Overseas Network, 17 agosto Secondo il rapporto dell'Associated Press del 16, i verbali della riunione di luglio della Federal Reserve pubblicati quel giorno mostrano che la maggior parte dei funzionari della Federal Reserve considera ancora l'elevata inflazione come una continua minaccia per l'economia degli Stati Uniti e ritiene che un ulteriore tasso di interesse potrebbero essere necessari aumenti.
I verbali mostrano che "i partecipanti sono rimasti impegnati a raggiungere l'obiettivo di ridurre l'inflazione al 2%" e i politici hanno concordato all'unanimità di aumentare i tassi di interesse in un intervallo compreso tra il 5,25% e il 5,50%. "La maggior parte dei partecipanti ritiene che vi siano seri rischi al rialzo per l'inflazione e che potrebbe essere necessario un ulteriore inasprimento della politica monetaria".

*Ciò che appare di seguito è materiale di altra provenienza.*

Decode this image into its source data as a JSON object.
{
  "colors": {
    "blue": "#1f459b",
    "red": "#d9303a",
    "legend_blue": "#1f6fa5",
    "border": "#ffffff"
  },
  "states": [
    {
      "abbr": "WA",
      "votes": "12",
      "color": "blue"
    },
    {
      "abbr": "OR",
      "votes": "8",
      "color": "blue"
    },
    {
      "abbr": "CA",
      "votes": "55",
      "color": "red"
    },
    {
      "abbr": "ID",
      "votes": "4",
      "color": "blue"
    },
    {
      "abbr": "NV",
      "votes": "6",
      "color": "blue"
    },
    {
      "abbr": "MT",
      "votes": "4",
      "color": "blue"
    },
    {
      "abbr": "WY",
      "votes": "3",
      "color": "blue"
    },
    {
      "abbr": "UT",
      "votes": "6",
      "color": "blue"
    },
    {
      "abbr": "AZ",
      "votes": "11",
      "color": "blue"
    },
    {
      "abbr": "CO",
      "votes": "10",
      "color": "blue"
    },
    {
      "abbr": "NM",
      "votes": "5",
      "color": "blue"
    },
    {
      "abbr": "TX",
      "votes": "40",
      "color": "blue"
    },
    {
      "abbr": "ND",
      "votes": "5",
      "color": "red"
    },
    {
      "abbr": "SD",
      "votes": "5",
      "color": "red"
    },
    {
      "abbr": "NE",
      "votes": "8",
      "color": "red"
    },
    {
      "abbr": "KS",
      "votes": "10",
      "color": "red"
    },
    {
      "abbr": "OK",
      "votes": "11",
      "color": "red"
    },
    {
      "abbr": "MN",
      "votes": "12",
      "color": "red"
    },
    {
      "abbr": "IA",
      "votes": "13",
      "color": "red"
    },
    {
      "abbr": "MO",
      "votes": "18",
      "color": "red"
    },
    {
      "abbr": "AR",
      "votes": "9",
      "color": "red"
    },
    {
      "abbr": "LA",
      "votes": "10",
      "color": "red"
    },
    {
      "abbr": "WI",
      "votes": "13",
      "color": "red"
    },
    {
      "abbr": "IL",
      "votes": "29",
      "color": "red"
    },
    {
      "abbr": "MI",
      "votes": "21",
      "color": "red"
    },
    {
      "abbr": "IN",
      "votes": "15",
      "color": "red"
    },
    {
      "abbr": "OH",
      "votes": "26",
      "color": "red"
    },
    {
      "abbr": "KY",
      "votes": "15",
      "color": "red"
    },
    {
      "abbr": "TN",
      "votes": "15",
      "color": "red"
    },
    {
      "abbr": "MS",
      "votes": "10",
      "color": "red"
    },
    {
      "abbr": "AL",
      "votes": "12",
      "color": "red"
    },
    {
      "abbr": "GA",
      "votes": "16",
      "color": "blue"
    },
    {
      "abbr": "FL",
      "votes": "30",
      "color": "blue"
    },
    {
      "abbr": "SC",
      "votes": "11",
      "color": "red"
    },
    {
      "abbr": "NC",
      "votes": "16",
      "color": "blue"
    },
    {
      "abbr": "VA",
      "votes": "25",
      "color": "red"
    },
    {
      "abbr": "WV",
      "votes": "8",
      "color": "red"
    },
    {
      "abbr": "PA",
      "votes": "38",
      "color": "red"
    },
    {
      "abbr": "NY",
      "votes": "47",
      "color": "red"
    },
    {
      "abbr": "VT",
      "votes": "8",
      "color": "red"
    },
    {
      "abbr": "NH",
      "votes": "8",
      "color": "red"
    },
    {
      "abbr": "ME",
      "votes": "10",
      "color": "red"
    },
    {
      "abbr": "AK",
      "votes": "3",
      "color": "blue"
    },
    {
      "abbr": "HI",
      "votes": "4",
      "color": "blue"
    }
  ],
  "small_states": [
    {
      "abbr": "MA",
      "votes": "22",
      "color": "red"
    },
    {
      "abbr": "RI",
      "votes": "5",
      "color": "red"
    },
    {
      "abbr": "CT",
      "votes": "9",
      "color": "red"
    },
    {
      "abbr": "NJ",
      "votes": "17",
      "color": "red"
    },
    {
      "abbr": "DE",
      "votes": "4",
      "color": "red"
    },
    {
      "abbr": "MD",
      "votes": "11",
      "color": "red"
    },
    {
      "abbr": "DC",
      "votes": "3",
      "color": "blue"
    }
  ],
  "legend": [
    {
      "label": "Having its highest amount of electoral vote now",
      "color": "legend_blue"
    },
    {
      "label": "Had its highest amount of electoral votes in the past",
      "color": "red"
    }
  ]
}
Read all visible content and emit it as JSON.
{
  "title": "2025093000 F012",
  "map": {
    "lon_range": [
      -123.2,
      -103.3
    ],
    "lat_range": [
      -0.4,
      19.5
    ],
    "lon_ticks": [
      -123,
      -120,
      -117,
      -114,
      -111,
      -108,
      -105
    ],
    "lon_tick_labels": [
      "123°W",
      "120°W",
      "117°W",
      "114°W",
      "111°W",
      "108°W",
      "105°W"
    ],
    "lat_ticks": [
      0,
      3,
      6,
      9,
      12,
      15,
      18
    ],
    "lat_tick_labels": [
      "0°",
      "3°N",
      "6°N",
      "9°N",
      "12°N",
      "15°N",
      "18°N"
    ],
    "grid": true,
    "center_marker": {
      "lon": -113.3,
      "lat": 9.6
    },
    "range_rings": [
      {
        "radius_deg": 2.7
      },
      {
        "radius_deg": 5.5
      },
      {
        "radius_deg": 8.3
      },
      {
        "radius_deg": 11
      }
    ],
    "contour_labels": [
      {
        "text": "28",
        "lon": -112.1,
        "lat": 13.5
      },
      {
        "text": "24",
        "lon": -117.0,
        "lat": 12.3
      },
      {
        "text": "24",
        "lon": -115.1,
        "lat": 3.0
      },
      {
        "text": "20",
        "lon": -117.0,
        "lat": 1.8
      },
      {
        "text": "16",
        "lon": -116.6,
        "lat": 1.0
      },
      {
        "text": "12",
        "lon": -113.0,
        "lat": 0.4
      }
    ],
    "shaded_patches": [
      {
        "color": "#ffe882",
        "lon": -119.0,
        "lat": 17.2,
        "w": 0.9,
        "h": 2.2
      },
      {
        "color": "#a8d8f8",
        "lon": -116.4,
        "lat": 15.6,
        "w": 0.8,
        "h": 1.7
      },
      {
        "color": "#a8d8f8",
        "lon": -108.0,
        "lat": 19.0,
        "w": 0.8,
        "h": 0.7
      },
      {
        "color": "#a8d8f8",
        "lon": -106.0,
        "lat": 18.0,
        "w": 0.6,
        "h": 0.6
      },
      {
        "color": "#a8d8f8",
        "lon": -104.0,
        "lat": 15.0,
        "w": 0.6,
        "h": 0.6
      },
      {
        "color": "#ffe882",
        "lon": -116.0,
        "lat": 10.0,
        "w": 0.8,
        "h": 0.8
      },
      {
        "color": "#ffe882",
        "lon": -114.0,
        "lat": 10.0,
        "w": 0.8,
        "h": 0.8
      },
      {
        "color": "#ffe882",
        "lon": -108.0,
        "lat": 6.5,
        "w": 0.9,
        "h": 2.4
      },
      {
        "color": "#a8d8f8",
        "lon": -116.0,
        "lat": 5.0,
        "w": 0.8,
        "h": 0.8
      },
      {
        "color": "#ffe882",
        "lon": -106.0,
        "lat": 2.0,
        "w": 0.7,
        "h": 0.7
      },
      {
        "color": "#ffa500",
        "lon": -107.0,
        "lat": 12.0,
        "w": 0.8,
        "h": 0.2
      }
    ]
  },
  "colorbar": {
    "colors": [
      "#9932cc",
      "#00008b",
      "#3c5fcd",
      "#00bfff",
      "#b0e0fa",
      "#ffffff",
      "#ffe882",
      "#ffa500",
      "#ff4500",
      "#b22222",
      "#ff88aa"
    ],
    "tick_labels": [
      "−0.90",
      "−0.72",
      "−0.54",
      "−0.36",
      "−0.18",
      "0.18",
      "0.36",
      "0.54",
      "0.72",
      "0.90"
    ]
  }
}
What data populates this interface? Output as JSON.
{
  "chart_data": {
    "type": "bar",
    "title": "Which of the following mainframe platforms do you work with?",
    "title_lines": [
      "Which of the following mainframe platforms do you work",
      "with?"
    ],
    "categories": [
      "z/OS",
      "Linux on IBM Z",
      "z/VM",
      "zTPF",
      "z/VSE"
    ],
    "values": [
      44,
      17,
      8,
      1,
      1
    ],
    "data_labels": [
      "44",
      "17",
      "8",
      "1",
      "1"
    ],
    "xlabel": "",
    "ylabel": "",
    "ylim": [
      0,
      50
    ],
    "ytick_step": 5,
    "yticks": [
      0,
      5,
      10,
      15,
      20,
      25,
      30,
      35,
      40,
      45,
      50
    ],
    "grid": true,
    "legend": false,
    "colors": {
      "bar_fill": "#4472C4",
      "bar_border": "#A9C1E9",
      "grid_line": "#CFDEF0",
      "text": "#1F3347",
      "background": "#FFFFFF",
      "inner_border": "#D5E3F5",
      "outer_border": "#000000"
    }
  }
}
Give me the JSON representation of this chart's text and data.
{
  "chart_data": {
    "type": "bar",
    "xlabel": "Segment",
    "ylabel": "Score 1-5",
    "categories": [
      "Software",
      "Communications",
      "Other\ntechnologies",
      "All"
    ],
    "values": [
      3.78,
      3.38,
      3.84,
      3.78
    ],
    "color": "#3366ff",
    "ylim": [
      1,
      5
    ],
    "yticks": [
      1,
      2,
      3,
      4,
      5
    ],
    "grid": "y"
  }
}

Dalla primavera del 2022, la Federal Reserve ha aumentato i tassi di interesse da quasi zero a oltre il 5% attraverso 11 rialzi nel tentativo di raggiungere il suo obiettivo annuale di ridurre l’inflazione al 2%. Tuttavia, con l’aumento dei costi di finanziamento e il calo dei livelli di spesa delle famiglie e delle imprese in tutti gli Stati Uniti, l’economia statunitense è stata trascinata al ribasso, con una crescita del PIL statunitense scesa solo all’1,1% nel primo trimestre di quest’anno. Gli investitori temono inoltre che la Fed si sia spinta troppo oltre e possa rapidamente far precipitare l’economia americana nella recessione. La Federal Reserve terrà il prossimo incontro di politica monetaria il 19 e 20 settembre.